Рори почувствовал, что его охватывает нервное напряжение. Уголком глаза он глянул на свою юную супругу. Одну руку он положил на стол, другой продолжал обнимать Джоанну за талию.

Когда баллада была уже готова, Рори просил Лаклана показать ее, но брат отказался, объяснив это тем, что уже все равно нет времени на исправления. Значит, сейчас она прозвучит так, как была написана, понравится это Рори или нет.

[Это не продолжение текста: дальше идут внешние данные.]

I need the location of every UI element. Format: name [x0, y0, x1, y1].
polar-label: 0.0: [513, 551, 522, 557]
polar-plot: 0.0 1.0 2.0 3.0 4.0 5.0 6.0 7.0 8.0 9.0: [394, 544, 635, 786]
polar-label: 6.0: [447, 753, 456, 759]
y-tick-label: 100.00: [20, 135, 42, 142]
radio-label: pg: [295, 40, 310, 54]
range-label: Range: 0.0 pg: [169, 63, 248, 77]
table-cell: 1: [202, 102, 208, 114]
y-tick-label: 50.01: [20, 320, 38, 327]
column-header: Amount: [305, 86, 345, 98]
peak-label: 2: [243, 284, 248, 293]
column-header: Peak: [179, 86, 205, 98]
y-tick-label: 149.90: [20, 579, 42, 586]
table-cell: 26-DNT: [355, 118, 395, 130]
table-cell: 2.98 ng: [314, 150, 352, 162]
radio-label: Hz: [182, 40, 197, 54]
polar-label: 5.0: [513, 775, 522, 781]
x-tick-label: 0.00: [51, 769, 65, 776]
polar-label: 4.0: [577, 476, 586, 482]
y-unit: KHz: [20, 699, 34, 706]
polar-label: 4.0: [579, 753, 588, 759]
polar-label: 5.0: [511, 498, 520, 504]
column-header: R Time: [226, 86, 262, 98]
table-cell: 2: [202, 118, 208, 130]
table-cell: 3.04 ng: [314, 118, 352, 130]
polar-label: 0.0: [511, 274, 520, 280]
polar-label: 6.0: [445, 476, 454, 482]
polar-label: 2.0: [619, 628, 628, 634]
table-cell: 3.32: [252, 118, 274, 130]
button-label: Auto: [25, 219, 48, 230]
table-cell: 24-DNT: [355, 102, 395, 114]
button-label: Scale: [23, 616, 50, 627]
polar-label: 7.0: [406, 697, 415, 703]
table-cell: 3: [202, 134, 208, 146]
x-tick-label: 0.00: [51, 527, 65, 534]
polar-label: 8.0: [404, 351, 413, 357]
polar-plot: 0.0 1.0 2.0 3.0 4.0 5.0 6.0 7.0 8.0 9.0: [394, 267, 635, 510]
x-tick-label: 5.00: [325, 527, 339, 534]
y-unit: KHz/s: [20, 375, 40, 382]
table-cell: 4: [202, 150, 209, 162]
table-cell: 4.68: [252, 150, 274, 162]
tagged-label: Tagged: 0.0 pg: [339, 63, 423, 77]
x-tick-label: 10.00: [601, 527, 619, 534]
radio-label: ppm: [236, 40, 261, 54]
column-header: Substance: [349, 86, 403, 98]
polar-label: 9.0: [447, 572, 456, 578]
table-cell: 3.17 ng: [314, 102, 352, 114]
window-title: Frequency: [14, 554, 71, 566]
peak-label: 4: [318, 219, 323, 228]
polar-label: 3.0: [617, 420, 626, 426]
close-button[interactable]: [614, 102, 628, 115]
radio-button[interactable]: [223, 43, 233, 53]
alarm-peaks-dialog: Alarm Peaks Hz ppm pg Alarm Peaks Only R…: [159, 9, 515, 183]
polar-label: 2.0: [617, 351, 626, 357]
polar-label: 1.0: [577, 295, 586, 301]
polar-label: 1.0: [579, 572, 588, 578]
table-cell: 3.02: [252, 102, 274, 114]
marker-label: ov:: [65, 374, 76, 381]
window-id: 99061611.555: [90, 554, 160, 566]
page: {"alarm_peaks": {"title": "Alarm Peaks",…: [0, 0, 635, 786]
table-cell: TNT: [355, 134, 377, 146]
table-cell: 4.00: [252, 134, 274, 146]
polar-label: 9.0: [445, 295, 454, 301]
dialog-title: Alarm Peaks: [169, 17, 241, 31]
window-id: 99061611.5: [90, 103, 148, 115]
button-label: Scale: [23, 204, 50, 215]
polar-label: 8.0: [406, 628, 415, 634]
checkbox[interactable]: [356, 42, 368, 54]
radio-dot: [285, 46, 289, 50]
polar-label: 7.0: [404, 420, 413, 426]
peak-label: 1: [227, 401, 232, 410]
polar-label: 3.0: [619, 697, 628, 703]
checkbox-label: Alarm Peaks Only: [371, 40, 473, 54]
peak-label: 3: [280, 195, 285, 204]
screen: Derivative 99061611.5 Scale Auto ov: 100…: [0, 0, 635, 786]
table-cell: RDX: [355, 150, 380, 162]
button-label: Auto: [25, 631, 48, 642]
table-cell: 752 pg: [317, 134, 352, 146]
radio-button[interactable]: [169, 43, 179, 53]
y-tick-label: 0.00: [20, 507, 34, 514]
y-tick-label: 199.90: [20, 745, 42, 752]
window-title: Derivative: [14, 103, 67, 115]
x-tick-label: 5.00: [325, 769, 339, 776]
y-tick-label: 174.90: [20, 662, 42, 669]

Джоанна подалась вперед, вся обратившись в слух. Она гадала, почему это ее муж пригласил такого пожилого певца для исполнения баллады в ее честь. Но когда Фергюс Макквистен запел, этот вопрос сам собой отпал. Его сильный красивый тенор заполнил зал, и все разговоры тут же смолкли.

Слова и музыка сочиненной Лакланом баллады выражали безответную, почти безнадежную любовь лэрда к прекрасной даме. Как Венера на ночном небе, она ярко сияла неземной красотой, но была, так же недосягаема. Баллада в изысканных выражениях прославляла ум, красоту и душевные качества этой дамы. Джоанна не слышала ничего более прекрасного.

Утонченные выражения и прекрасная мелодия баллады пробуждали в слушателях чувства, о которых многие уже успели забыть в суете дней. Это было желание большой и чистой любви, стремление к идеалу, тоска по чему-то несбыточному.

Фергюс пел, и в какой-то момент Джоанна повернулась к Рори и посмотрела ему в глаза. Он понял, что именно сейчас она увидела его в новом свете.

Сейчас он был для нее не грубым, неотесанным воякой, а галантным кавалером.